“Every once in awhile, I’ll get a notification that it’s his birthday, it’s part of the settings that were used to establish the account,” said Sears, a tax manager at Buffalo accounting firm Lumsden & McCormick.
Sears knows firsthand that once a Facebook user passes on, his or her page lives on because it’s part of the company policy. Unless someone other than the deceased has login information, the company will keep a page up and running.
“Facebook puts a freeze on it; they call it memorializing,” Sears said. “Without a username and login, it’s difficult to manage after the fact.”
By after the fact, Sears means, “when it’s too late.”
Before paperless statements, she said, someone would go through the mail of a deceased person to learn of accounts that needed to be addressed. But that’s not enough in the 21st Century.
She added that to make sure that a person’s social assets — which include social media accounts, online banking, Web mail and other cloud-based applications that house music and other information — should be shared with a family member or attorney. This way, bills can continue to be paid and family photos can be accessed.
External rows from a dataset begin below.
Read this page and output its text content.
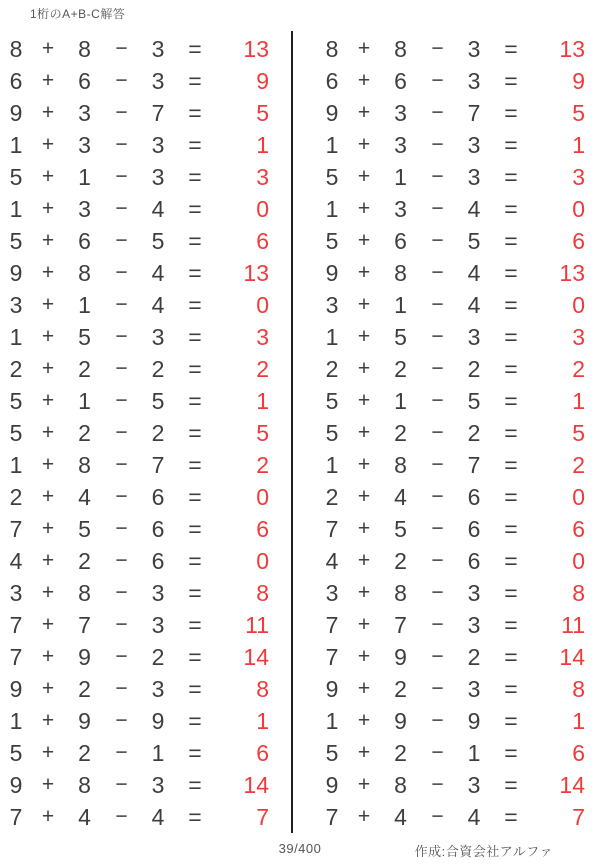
1桁のA+B-C解答
8 +	8	−	3	=	13
6 +	6	−	3	=	9
9 +	3	−	7	=	5
1 +	3	−	3	=	1
5 +	1	−	3	=	3
1 +	3	−	4	=	0
5 +	6	−	5	=	6
9 +	8	−	4	=	13
3 +	1	−	4	=	0
1 +	5	−	3	=	3
2 +	2	−	2	=	2
5 +	1	−	5	=	1
5 +	2	−	2	=	5
1 +	8	−	7	=	2
2 +	4	−	6	=	0
7 +	5	−	6	=	6
4 +	2	−	6	=	0
3 +	8	−	3	=	8
7 +	7	−	3	=	11
7 +	9	−	2	=	14
9 +	2	−	3	=	8
1 +	9	−	9	=	1
5 +	2	−	1	=	6
9 +	8	−	3	=	14
7 +	4	−	4	=	7
8 +	8	−	3	=	13
6 +	6	−	3	=	9
9 +	3	−	7	=	5
1 +	3	−	3	=	1
5 +	1	−	3	=	3
1 +	3	−	4	=	0
5 +	6	−	5	=	6
9 +	8	−	4	=	13
3 +	1	−	4	=	0
1 +	5	−	3	=	3
2 +	2	−	2	=	2
5 +	1	−	5	=	1
5 +	2	−	2	=	5
1 +	8	−	7	=	2
2 +	4	−	6	=	0
7 +	5	−	6	=	6
4 +	2	−	6	=	0
3 +	8	−	3	=	8
7 +	7	−	3	=	11
7 +	9	−	2	=	14
9 +	2	−	3	=	8
1 +	9	−	9	=	1
5 +	2	−	1	=	6
9 +	8	−	3	=	14
7 +	4	−	4	=	7
39/400	作成:合資会社アルファ
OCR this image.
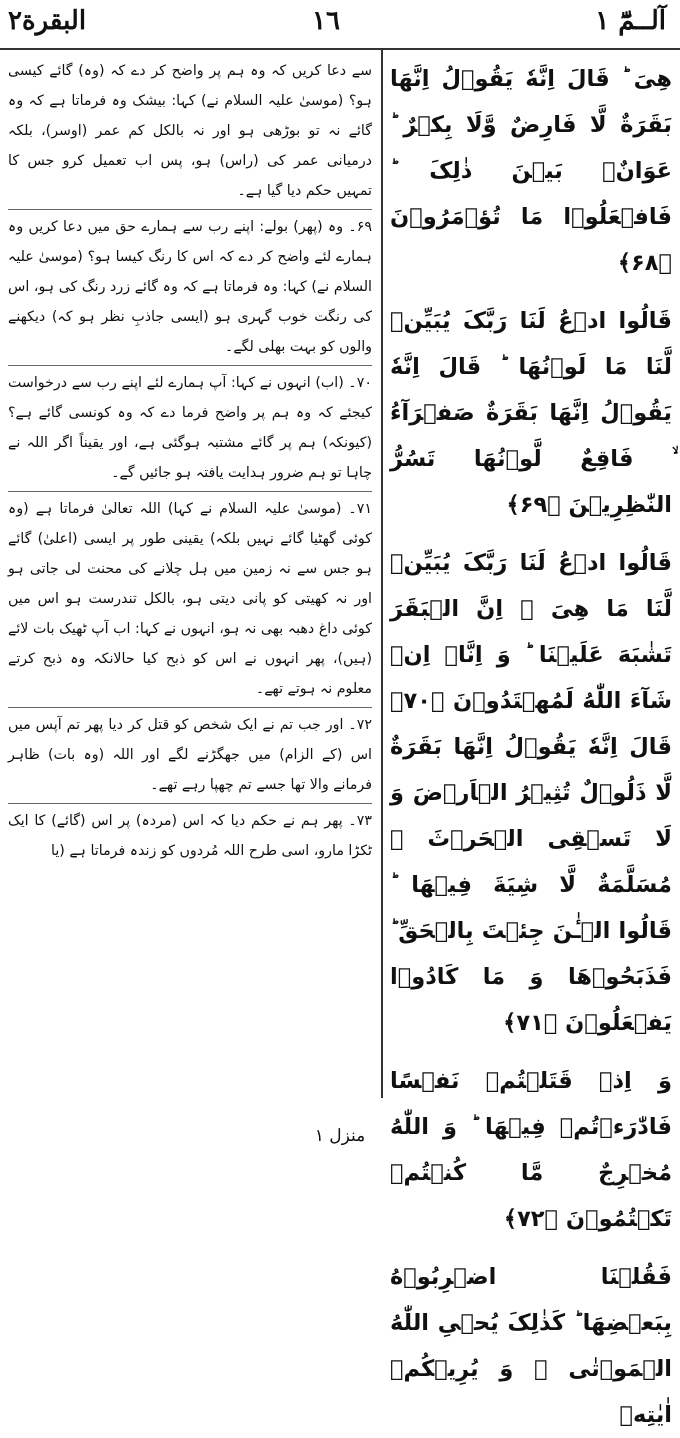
البقرة٢	١٦	آلــمّٓ ١

سے دعا کریں کہ وہ ہم پر واضح کر دے کہ (وہ) گائے کیسی ہو؟ (موسیٰ علیہ السلام نے) کہا: بیشک وہ فرماتا ہے کہ وہ گائے نہ تو بوڑھی ہو اور نہ بالکل کم عمر (اوسر)، بلکہ درمیانی عمر کی (راس) ہو، پس اب تعمیل کرو جس کا تمہیں حکم دیا گیا ہے۔

۶۹۔ وہ (پھر) بولے: اپنے رب سے ہمارے حق میں دعا کریں وہ ہمارے لئے واضح کر دے کہ اس کا رنگ کیسا ہو؟ (موسیٰ علیہ السلام نے) کہا: وہ فرماتا ہے کہ وہ گائے زرد رنگ کی ہو، اس کی رنگت خوب گہری ہو (ایسی جاذبِ نظر ہو کہ) دیکھنے والوں کو بہت بھلی لگے۔

۷۰۔ (اب) انہوں نے کہا: آپ ہمارے لئے اپنے رب سے درخواست کیجئے کہ وہ ہم پر واضح فرما دے کہ وہ کونسی گائے ہے؟ (کیونکہ) ہم پر گائے مشتبہ ہوگئی ہے، اور یقیناً اگر اللہ نے چاہا تو ہم ضرور ہدایت یافتہ ہو جائیں گے۔

۷۱۔ (موسیٰ علیہ السلام نے کہا) اللہ تعالیٰ فرماتا ہے (وہ کوئی گھٹیا گائے نہیں بلکہ) یقینی طور پر ایسی (اعلیٰ) گائے ہو جس سے نہ زمین میں ہل چلانے کی محنت لی جاتی ہو اور نہ کھیتی کو پانی دیتی ہو، بالکل تندرست ہو اس میں کوئی داغ دھبہ بھی نہ ہو، انہوں نے کہا: اب آپ ٹھیک بات لائے (ہیں)، پھر انہوں نے اس کو ذبح کیا حالانکہ وہ ذبح کرتے معلوم نہ ہوتے تھے۔

۷۲۔ اور جب تم نے ایک شخص کو قتل کر دیا پھر تم آپس میں اس (کے الزام) میں جھگڑنے لگے اور اللہ (وہ بات) ظاہر فرمانے والا تھا جسے تم چھپا رہے تھے۔

۷۳۔ پھر ہم نے حکم دیا کہ اس (مردہ) پر اس (گائے) کا ایک ٹکڑا مارو، اسی طرح اللہ مُردوں کو زندہ فرماتا ہے (یا

هِیَ ؕ قَالَ اِنَّهٗ یَقُوۡلُ اِنَّهَا بَقَرَةٌ لَّا فَارِضٌ وَّلَا بِکۡرٌ ؕ عَوَانٌۢ بَیۡنَ ذٰلِکَ ؕ فَافۡعَلُوۡا مَا تُؤۡمَرُوۡنَ ﴿۶۸﴾

قَالُوا ادۡعُ لَنَا رَبَّکَ یُبَیِّنۡ لَّنَا مَا لَوۡنُهَا ؕ قَالَ اِنَّهٗ یَقُوۡلُ اِنَّهَا بَقَرَةٌ صَفۡرَآءُ ۙ فَاقِعٌ لَّوۡنُهَا تَسُرُّ النّٰظِرِیۡنَ ﴿۶۹﴾

قَالُوا ادۡعُ لَنَا رَبَّکَ یُبَیِّنۡ لَّنَا مَا هِیَ ۙ اِنَّ الۡبَقَرَ تَشٰبَهَ عَلَیۡنَا ؕ وَ اِنَّاۤ اِنۡ شَآءَ اللّٰهُ لَمُهۡتَدُوۡنَ ﴿۷۰﴾ قَالَ اِنَّهٗ یَقُوۡلُ اِنَّهَا بَقَرَةٌ لَّا ذَلُوۡلٌ تُثِیۡرُ الۡاَرۡضَ وَ لَا تَسۡقِی الۡحَرۡثَ ۚ مُسَلَّمَةٌ لَّا شِیَةَ فِیۡهَا ؕ قَالُوا الۡـٰٔنَ جِئۡتَ بِالۡحَقِّ ؕ فَذَبَحُوۡهَا وَ مَا کَادُوۡا یَفۡعَلُوۡنَ ﴿۷۱﴾

وَ اِذۡ قَتَلۡتُمۡ نَفۡسًا فَادّٰرَءۡتُمۡ فِیۡهَا ؕ وَ اللّٰهُ مُخۡرِجٌ مَّا کُنۡتُمۡ تَکۡتُمُوۡنَ ﴿۷۲﴾

فَقُلۡنَا اضۡرِبُوۡهُ بِبَعۡضِهَا ؕ کَذٰلِکَ یُحۡیِ اللّٰهُ الۡمَوۡتٰی ۙ وَ یُرِیۡکُمۡ اٰیٰتِهٖ

منزل ١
1. Create a list of usernames and passwords
Sears suggests that a first step in taking care of digital assets is to create a log of all accounts, usernames and passwords.
“It’s important to share passwords, create some sort of list with adult children or your attorney, when you set up your will,” Sears said.
Patricia Farrell, managing director at Wilmington Trust in Buffalo agrees, and said that it’s important to not include usernames and passwords in a will, in case a will ends up becoming public record. Instead, store the list in a safe place and back it up on a flash drive.